Die Wüste vorn (im Angesicht), das Meer hinten (hinter dem Rücken): Hat das etwas mit dem tohu, dem Thalesschen Wasser, mit der Sintflut, dem Geist über den Wassern, der Trennung der Wasser, mit dem Wunder von Kana zu tun? Der Name gehört zum Angesicht, der Begriff ist hinter dem Rücken.
Adornos Satz „Heute fühlen sich alle ungeliebt, weil keiner zu lieben fähig ist“, findet seine konkrete Anwendung in einem Denken, dessen Hauptaugenmerk darauf gerichtet ist, sich selbst zu beweisen, daß die Welt nicht so ist, daß man sie lieben könnte. Der Durchbruch zu diesem Beweis war der Ursprung der Philosophie.
Die Rezeption des Weltbegriffs hatte die Konstituierung der Bekenntnislogik zur Folge, inhaltlich wurden beide abgesichert durch das Konzept der Opfertheologie: Darin lag die Notwendigkeit der christlichen Theologie begründet. Sie hat einen Prozeß ausgelöst, der am Ende auch die Theologie selber ergreift, sie gegen ihren eigenen Inhalt absperrt.
Haben sich nicht die beiden subjektiven Formen der Anschauung der kantischen Transzendentalphilosophie in den beiden Totalitätsbegriffen Natur und Welt kontrahiert? Darin ist es begründet, wenn die transzendentale Ästhetik Kants in der Folge immer als Rechtfertigung der subjektiven Anschauungsformen statt als Kritik verstanden wurden.

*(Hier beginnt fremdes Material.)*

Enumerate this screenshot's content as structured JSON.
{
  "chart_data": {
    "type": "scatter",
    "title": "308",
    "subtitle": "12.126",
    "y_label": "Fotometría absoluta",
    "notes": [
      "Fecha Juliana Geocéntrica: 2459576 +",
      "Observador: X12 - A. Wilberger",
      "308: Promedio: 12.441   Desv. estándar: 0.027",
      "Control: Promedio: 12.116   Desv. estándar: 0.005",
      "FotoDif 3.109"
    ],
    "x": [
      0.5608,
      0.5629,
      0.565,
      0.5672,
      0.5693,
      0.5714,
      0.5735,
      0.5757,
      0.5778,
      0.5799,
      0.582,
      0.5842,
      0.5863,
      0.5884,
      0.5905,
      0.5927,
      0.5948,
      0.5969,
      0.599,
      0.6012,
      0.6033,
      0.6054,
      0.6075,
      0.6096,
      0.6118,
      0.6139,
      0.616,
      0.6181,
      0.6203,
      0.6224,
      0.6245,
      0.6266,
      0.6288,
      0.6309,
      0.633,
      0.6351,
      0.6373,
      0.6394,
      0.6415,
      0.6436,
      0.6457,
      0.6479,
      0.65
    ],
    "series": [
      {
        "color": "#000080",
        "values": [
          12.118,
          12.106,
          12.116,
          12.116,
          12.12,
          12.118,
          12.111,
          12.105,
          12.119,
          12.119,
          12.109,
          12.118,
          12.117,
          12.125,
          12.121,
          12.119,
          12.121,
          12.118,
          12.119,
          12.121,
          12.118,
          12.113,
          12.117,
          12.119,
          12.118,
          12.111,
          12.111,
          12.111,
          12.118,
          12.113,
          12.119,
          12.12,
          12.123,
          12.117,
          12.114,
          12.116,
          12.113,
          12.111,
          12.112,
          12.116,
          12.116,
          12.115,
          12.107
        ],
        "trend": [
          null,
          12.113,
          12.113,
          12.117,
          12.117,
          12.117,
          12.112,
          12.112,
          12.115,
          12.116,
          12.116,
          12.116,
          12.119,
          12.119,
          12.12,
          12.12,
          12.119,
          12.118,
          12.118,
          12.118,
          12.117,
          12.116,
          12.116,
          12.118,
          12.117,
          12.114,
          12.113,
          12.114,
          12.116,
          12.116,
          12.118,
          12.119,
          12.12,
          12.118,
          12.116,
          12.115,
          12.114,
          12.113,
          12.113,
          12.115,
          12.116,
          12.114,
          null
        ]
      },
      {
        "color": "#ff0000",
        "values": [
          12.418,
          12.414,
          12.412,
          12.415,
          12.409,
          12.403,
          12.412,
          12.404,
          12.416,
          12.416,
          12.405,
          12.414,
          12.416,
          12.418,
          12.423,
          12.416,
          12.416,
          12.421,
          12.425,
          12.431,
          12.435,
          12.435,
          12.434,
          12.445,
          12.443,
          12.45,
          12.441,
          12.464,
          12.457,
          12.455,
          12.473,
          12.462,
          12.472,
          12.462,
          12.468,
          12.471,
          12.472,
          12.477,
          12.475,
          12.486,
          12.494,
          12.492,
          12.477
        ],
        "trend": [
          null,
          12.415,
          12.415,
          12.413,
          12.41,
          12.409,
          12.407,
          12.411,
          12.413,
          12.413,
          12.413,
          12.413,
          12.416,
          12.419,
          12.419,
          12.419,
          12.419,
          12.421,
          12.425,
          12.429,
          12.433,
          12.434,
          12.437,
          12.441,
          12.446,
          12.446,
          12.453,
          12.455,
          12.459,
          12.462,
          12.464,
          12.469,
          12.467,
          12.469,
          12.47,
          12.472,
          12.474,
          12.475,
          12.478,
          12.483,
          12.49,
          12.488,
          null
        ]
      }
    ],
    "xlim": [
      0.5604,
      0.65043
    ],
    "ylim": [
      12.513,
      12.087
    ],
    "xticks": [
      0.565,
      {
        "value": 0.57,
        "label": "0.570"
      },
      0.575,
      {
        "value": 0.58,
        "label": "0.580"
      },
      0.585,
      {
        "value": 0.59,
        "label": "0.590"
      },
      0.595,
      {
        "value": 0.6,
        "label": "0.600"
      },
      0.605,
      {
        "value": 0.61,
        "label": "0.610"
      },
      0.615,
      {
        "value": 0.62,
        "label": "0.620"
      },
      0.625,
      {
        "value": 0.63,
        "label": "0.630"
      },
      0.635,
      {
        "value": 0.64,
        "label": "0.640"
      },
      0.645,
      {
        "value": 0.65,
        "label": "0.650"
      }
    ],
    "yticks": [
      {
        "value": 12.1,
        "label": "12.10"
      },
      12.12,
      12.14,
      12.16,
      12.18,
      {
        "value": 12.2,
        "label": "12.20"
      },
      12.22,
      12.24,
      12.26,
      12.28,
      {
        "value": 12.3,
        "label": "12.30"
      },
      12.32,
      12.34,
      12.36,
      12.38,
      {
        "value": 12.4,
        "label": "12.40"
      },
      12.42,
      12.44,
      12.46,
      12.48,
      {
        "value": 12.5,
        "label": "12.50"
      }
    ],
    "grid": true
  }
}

Zukünftige Vergangenheit und vergangene Zukunft: Aus dem Relativitätsprinzip (und dem Prinzip der Konstanz der Lichtgeschwindigkeit) den Beweis dafür entnehmen, daß das Vergangene nicht nur vergangen ist. Die Subsumtion der Zukunft unter die Vergangenheit drückt diesen logischen Sachverhalt (den Knoten, der zu lösen wäre) aufs genaueste aus.
Die Verwechslung des Absoluten mit Gott gründet in der Verwechslung des Überzeitlichen mit dem Ewigen. Im Licht der „überzeitlichen Wahrheiten“ ist das Vergangene nur vergangen, im Lichte des Ewigen ist es nicht endgültig vergangen, sind die Pforten der Hölle nicht schon verschlossen.
In der Idee des Gottsuchens hat die Theologie ihren empirischen Kern. Aber davor sitzt die Kirche wie der Igel im Märchen von dem Fischer und seiner Frau und wiederholt ihr „Ick bün all do“ (Trinitätslehre). Entschlüsselt nicht der Türhüter in Kafkas „Vor dem Gesetz“ (in den Evangelien ist es die Türhüterin: die Magd des Hohepriesters) das Geheimnis der Trinitätslehre?
Jede Opfertheologie ist Herrschaftstheologie: Rechtfertigung derer, die Macht über das Leben anderer haben. Die Opfertheologie stellt die Botschaft des Kreuzestodes auf den Kopf (durch Instrumentalisierung). War nicht auch Paulus ein „Sacred Executioner“ (so der Titel eines Buchs von Hyam Maccoby)?